Lembaga Advokasi dan Pendidikan Anak Rakyat

HeadlineOpen Recruitmen KUDETA Angkatan III 2023

Open Recruitmen KUDETA Angkatan III 2023

Tentang Kursus Demokrasi, Toleransi, dan Advokasi (KUDETA) Lembaga Advokasi dan Pendidikan Anak Rakyat Sulawesi Selatan

Latar Belakang KUDETA

Di Indonesia, keberagaman menjadi salah satu ciri khas yang menjadi kekuatan bangsa. Namun, persoalan toleransi dan keberagaman menjadi isu yang terus muncul dan perlu mendapat perhatian serius. Data yang dirilis oleh Komnas HAM pada 2020 menunjukkan bahwa terdapat 155 kasus pelanggaran hak asasi manusia (HAM) yang didasarkan pada agama dan kepercayaan, dengan mayoritas terjadi di Papua dan Maluku. Di sulawesi selatan juga masih kerap terjadi kasus intoleransi. Pada tanggal 28 Maret 2021, gereja katedral di Makassar, Sulawesi Selatan, menjadi sasaran serangan teror yang melukai sebanyak 20 orang warga. Pelaku diduga merupakan anggota jaringan teroris. Serangan ini menunjukkan adanya kasus intoleransi di Sulawesi Selatan yang berkaitan dengan kebebasan beragama dan keamanan di tempat ibadah.

Selain serangan teror di Gereja katedral Makassar, ada beberapa kasus intoleransi agama lainnya yang terjadi di Sulawesi Selatan. Pada tahun 2019, Gereja di Kabupaten Sigi diserang oleh sekelompok orang yang tidak dikenal. Selain itu, terdapat juga beberapa kasus diskriminasi terhadap minoritas agama, seperti Muslim Ahmadiyah dan Syiah. Survei yang dilakukan oleh Indonesia Survey Institute pada tahun 2020 menunjukkan bahwa 47,7 persen responden mengalami diskriminasi dan kekerasan verbal di media sosial yang didasarkan pada agama atau suku.

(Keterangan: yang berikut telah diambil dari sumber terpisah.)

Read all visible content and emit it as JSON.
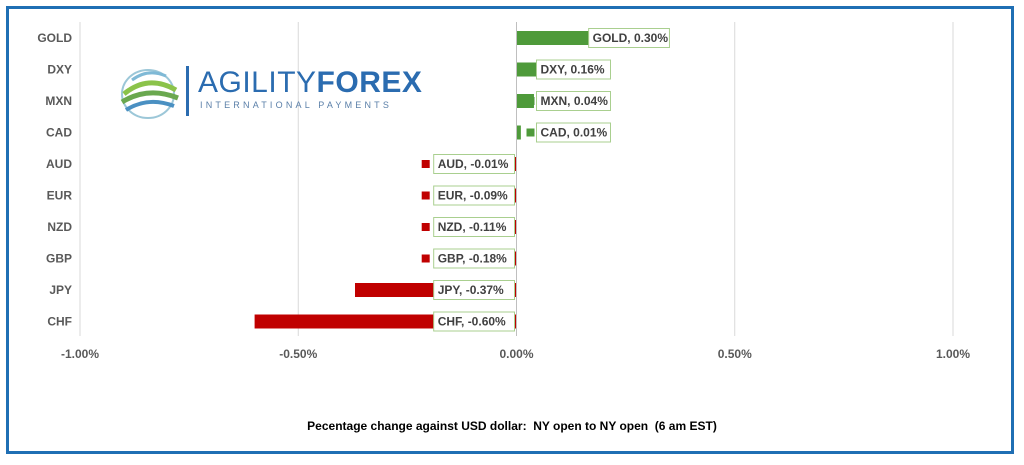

Selain itu, intoleransi juga menyasar perempuan sebagai korban. Pada tahun 2020, Data dari Komnas Perempuan, menunjukkan bahwa intoleransi dan kekerasan terhadap perempuan yang didasarkan pada agama atau budaya masih menjadi masalah yang perlu diatasi. Pada tahun yang sama, terdapat 379 kasus kekerasan terhadap perempuan yang didasarkan pada agama atau budaya. Data tersebut menunjukkan bahwa intoleransi terhadap perbedaan masih menjadi masalah serius di Indonesia. Hal ini mengancam keamanan dan keselamatan masyarakat serta menghambat kemajuan bangsa.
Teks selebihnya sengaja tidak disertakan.